Luanda Lucia Perlstone Monroy, nine, from Maroubra won the nine-to-12 category for My Hulk brother, which depicts her six-year-old sibling Leon seemingly on the rampage with green skin and blue hair.

Using watercolour pencils, the Sydneysider created the portrait at the encouragement of her art teacher.

"My brother plays lots of Hulk and fighting games with his toys, and I wanted to capture him playing around," Luanda said.

"He did once paint his hair blue."

Jacqueline Qin excelled in the 13-to-15 category with a multicoloured portrait of her younger sister, Jessica.

The 15-year-old eschewed natural skin tones for a range of "sunset-inspired colours" as a way of imbuing the image with added personality.

The portrait features collage in the form of newspaper strips that frame the subject's face, alluding to Jessica's love of reading and writing.

"I wanted to express that there's more to my sister than the outer appearance," Jacqueline said.

And Charliese Allen, 16, from Melbourne was announced winner in the 16-to-18 category for Momasito, an affecting portrait in oils of her mother following successful treatment for cancer.

"I was inspired by her strength through it all," Charliese said.

"I want to be like her one day, so I painted this portrait as a farewell to those tough times (we'd been through) and to say, 'you're the strongest person, mum'."

Confirming that her mother has recovered "really well", Charliese hopes visitors respond to the portrait.

"I couldn't find a lot to help me through that time, and this piece did that. I want other people to feel that too," she said.

The 2021 judges were Ramesh Nithiyendran, a Sydney-based contemporary artist and two-time Archibald Prize finalist, and Victoria Collings, family programs manager at the gallery.

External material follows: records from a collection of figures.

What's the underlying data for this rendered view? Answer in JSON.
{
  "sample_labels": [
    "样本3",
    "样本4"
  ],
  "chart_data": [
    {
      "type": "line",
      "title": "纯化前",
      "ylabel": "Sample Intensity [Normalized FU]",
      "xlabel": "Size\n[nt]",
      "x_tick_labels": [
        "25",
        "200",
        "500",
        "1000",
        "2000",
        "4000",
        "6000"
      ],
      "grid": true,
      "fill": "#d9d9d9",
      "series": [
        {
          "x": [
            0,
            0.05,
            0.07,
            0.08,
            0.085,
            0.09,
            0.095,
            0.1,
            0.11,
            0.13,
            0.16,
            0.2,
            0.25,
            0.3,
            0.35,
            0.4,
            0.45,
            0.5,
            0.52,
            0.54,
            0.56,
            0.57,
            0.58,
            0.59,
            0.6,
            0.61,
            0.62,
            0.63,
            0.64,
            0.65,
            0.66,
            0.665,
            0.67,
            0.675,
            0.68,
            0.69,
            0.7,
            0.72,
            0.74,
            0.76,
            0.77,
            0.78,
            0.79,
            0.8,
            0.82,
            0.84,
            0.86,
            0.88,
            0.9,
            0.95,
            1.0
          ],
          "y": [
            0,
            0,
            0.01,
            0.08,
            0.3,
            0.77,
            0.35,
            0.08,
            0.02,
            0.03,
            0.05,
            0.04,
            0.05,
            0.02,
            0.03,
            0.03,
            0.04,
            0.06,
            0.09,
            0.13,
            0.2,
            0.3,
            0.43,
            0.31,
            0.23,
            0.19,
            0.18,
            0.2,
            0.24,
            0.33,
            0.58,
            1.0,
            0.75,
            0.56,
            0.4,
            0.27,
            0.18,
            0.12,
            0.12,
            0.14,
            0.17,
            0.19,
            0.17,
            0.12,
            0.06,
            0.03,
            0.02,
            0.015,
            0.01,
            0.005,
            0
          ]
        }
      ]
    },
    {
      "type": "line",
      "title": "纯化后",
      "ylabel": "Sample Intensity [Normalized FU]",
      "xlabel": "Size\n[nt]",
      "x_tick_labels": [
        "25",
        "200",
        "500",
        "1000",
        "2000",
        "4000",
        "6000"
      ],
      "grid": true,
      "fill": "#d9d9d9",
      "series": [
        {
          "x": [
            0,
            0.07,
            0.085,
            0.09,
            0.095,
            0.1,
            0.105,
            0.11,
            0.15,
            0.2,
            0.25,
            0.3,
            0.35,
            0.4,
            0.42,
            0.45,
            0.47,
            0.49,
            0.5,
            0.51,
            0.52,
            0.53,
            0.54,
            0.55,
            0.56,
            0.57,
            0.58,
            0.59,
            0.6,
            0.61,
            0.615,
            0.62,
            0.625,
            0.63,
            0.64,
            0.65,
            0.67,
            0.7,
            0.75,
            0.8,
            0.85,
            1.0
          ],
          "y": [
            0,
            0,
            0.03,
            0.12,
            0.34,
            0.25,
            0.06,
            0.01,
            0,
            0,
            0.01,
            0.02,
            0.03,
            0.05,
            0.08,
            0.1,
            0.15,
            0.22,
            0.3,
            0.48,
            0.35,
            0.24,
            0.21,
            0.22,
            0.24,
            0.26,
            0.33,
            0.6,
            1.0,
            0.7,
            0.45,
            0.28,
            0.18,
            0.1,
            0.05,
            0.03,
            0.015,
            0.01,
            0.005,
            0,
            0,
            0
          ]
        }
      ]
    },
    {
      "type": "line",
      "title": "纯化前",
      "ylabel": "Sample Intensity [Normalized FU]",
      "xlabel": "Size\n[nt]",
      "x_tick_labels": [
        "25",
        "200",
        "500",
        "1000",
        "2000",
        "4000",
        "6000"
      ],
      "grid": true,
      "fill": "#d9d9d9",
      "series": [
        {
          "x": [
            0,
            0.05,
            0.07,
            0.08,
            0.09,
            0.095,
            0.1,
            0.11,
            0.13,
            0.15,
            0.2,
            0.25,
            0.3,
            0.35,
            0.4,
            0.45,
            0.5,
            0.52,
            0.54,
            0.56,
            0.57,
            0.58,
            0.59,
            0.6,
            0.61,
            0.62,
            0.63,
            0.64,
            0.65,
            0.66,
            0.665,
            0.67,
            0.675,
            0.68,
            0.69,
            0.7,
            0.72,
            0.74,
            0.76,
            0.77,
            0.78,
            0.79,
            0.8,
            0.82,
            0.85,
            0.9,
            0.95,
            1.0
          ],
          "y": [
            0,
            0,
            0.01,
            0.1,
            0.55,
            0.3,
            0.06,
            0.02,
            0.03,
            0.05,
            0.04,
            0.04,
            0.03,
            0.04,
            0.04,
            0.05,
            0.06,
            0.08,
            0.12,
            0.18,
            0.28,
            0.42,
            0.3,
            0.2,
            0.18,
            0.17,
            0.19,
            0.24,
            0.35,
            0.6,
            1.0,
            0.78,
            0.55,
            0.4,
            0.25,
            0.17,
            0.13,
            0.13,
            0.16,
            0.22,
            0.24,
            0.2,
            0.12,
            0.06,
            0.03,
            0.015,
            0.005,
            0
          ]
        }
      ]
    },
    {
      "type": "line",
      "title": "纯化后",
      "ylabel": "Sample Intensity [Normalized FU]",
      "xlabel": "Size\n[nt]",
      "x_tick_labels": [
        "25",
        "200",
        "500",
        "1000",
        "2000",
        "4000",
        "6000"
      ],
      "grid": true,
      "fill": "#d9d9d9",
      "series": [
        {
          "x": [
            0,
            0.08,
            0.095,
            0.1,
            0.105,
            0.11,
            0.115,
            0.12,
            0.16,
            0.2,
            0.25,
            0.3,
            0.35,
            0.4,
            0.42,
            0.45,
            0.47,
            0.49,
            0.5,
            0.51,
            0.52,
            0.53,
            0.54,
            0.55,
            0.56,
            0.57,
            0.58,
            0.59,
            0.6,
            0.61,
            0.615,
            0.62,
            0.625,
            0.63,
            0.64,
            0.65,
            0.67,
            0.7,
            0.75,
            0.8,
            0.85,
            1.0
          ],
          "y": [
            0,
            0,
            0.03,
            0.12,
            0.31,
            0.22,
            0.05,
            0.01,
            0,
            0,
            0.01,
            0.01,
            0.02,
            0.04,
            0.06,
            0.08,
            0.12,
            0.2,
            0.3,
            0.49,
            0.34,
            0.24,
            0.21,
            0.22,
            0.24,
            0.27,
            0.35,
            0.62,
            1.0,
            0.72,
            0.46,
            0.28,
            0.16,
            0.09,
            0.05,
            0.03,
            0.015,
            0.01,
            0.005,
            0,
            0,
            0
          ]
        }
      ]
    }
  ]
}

Nithiyendran said the portraits he loved the most were "imaginative and a little bit rebellious".

"It was amazing to see the sheer mass of creative energy from young people around the country," he said.

Collings noted more self-portraits than usual had been submitted this year.

"The time spent in lockdown or away from friends due to the pandemic has meant children are spending more time alone," she said.

"This has given them time to reflect on themselves, their personalities, their hopes and dreams."

Images of works by all 40 finalists, including the four winners, can be viewed on the gallery's website.

These portraits have been on display at the gallery since June 5 and are scheduled to remain up until September 26, however the gallery is currently closed in line with public health orders.